Alexandria Mayor James P. Moran refuses to support a plan by D.C. Mayor Marion Barry to strengthen the region's economy and improve employment opportunities for D.C. residents. Some Prince George's County officials reportedly also are troubled by Barry's plan and his call for adoption of a resolution supporting it.
So much for cooperation among local government officials. Parochialism is alive and well in metropolitan Washington.
Resistance to Barry's plan, no matter how slight, strips away the veneer of regionalism. It also exposes a potentially harmful myopic view of the region's economy.
Last month, Barry unveiled a seven-point plan to make jobs in the suburbs more accessible to D.C. residents. The plan includes provisions for free screening and referrals by the D.C. Department of Employment Services (DES), meetings with suburban employers to ascertain their needs, cooperative arrangements with state employment commissions, transportation to job sites, and establishment of a regional jobs council.
The plan was developed in the DES as a response to a relatively high unemployment rate in the District and serious labor shortages in some suburban areas.
After announcing the plan in June, Barry offered it for consideration by the Metropolitan Washington Council of Governments two weeks ago.
In his remarks to COG officials, Barry noted the existence of "severe cases of labor shortages" and warned that unemployment is "threatening the very foundation of suburban economies."
With few exceptions, unemployment rates in major Washington-area jurisdictions outside the District fall between 2.2 percent and 3.5 percent. Only Alexandria (4.3 percent), Fairfax City (4.1 percent) and Falls Church (4.7 percent) have higher unemployment rates. Those jobless rates are still substantially lower than the District's 8 percent level, however.
But extremely low jobless rates in the suburbs can be misleading. Euphoria triggered by low unemployment levels can blur one's perspective of the area's total jobs picture.
"If you cannot find workers at the variety of skill levels to meet your employment needs, your economic bubble is bound to burst, eventually," Barry warned COG members.
Barry's pitch is aimed, of course, at lowering unemployment in the District by convincing suburban employers that the city has a large, untapped labor pool, a large percentage of which consists of highly skilled workers. It's not necessary for suburban employers, he argues, to "run all over Pennsylvania and North Carolina finding workers to meet their employment needs."

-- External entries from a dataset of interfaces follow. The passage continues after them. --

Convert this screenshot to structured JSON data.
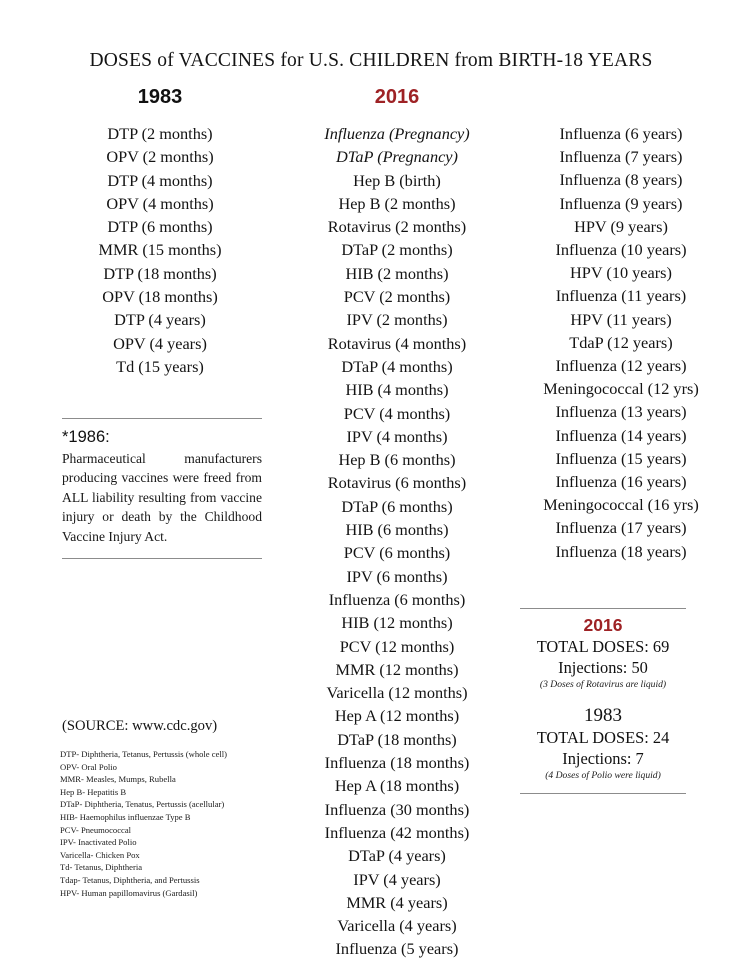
{
  "title": "DOSES of VACCINES for U.S. CHILDREN from BIRTH-18 YEARS",
  "colors": {
    "accent_red": "#9e2225",
    "text_black": "#111111",
    "rule_gray": "#8c8c8c"
  },
  "columns": {
    "left": {
      "heading": "1983",
      "doses": [
        "DTP (2 months)",
        "OPV (2 months)",
        "DTP (4 months)",
        "OPV (4 months)",
        "DTP (6 months)",
        "MMR (15 months)",
        "DTP (18 months)",
        "OPV (18 months)",
        "DTP (4 years)",
        "OPV (4 years)",
        "Td (15 years)"
      ]
    },
    "middle": {
      "heading": "2016",
      "doses": [
        "Influenza (Pregnancy)",
        "DTaP (Pregnancy)",
        "Hep B (birth)",
        "Hep B (2 months)",
        "Rotavirus (2 months)",
        "DTaP (2 months)",
        "HIB (2 months)",
        "PCV (2 months)",
        "IPV (2 months)",
        "Rotavirus (4 months)",
        "DTaP (4 months)",
        "HIB (4 months)",
        "PCV (4 months)",
        "IPV (4 months)",
        "Hep B (6 months)",
        "Rotavirus (6 months)",
        "DTaP (6 months)",
        "HIB (6 months)",
        "PCV (6 months)",
        "IPV (6 months)",
        "Influenza (6 months)",
        "HIB (12 months)",
        "PCV (12 months)",
        "MMR (12 months)",
        "Varicella (12 months)",
        "Hep A (12 months)",
        "DTaP (18 months)",
        "Influenza (18 months)",
        "Hep A (18 months)",
        "Influenza (30 months)",
        "Influenza (42 months)",
        "DTaP (4 years)",
        "IPV (4 years)",
        "MMR (4 years)",
        "Varicella (4 years)",
        "Influenza (5 years)"
      ],
      "italic_indices": [
        0,
        1
      ]
    },
    "right": {
      "doses": [
        "Influenza (6 years)",
        "Influenza (7 years)",
        "Influenza (8 years)",
        "Influenza (9 years)",
        "HPV (9 years)",
        "Influenza (10 years)",
        "HPV (10 years)",
        "Influenza (11 years)",
        "HPV (11 years)",
        "TdaP (12 years)",
        "Influenza (12 years)",
        "Meningococcal (12 yrs)",
        "Influenza (13 years)",
        "Influenza (14 years)",
        "Influenza (15 years)",
        "Influenza (16 years)",
        "Meningococcal (16 yrs)",
        "Influenza (17 years)",
        "Influenza (18 years)"
      ]
    }
  },
  "note_1986": {
    "title": "*1986:",
    "body": "Pharmaceutical manufacturers producing vaccines were freed from ALL liability resulting from vaccine injury or death by the Childhood Vaccine Injury Act."
  },
  "source": "(SOURCE: www.cdc.gov)",
  "legend": [
    "DTP- Diphtheria, Tetanus, Pertussis (whole cell)",
    "OPV- Oral Polio",
    "MMR- Measles, Mumps, Rubella",
    "Hep B- Hepatitis B",
    "DTaP- Diphtheria, Tenatus, Pertussis (acellular)",
    "HIB- Haemophilus influenzae Type B",
    "PCV- Pneumococcal",
    "IPV- Inactivated Polio",
    "Varicella- Chicken Pox",
    "Td- Tetanus, Diphtheria",
    "Tdap- Tetanus, Diphtheria, and Pertussis",
    "HPV- Human papillomavirus (Gardasil)"
  ],
  "totals": {
    "y2016": {
      "year": "2016",
      "doses": "TOTAL DOSES: 69",
      "injections": "Injections: 50",
      "note": "(3 Doses of Rotavirus are liquid)"
    },
    "y1983": {
      "year": "1983",
      "doses": "TOTAL DOSES: 24",
      "injections": "Injections: 7",
      "note": "(4 Doses of Polio were liquid)"
    }
  }
}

Thus, Barry is convinced that his plan is the equivalent of "a textbook case of how regional cooperation can solve a mutual concern." Without their active participation and support, he told COG members, "we really have no plan at all."
Moran apparently wasn't persuaded, insisting that it would be "inane" to give priority to unemployed D.C. residents when Alexandrians "need jobs desperately." Indeed, Alexandria has more low-income job seekers than jobs, Moran maintains.
Moran not only missed the point but exhibited an incredible unawareness of recent employment problems in his own city.
It wasn't too long ago that operators of the new Radisson Mark Plaza Hotel in Alexandria were struggling to fill 450 positions before opening day.
Even though all of those low-income job seekers in Alexandria desperately needed work, they couldn't fill the Radisson Mark Plaza's needs.
The issue here is not so much a proposal to secure jobs for D.C. residents or Alexandria residents but cooperation in developing a plan that will strengthen the region's labor force, thereby enhancing its economy.
The District's seven-point plan is little more than a discussion paper at this juncture. Barry has suggested that it become the region's seven-point plan, an obvious invitation to modify the proposal in a way that benefits all jurisdictions.
Barry also has stated his commitment to working with other officials in the area "in building the strength of the Washington metropolitan area labor force."
That will require some serious thought about the future of the region's economy and less parochial political posturing by all parties involved.
It might mean, for example, that the District may have to modify its hard line on residency requirements for certain local government jobs. And it might mean that suburban officials will finally come to accept the District for what it is, notwithstanding a decline in jobs -- the center of commerce in the region's economy.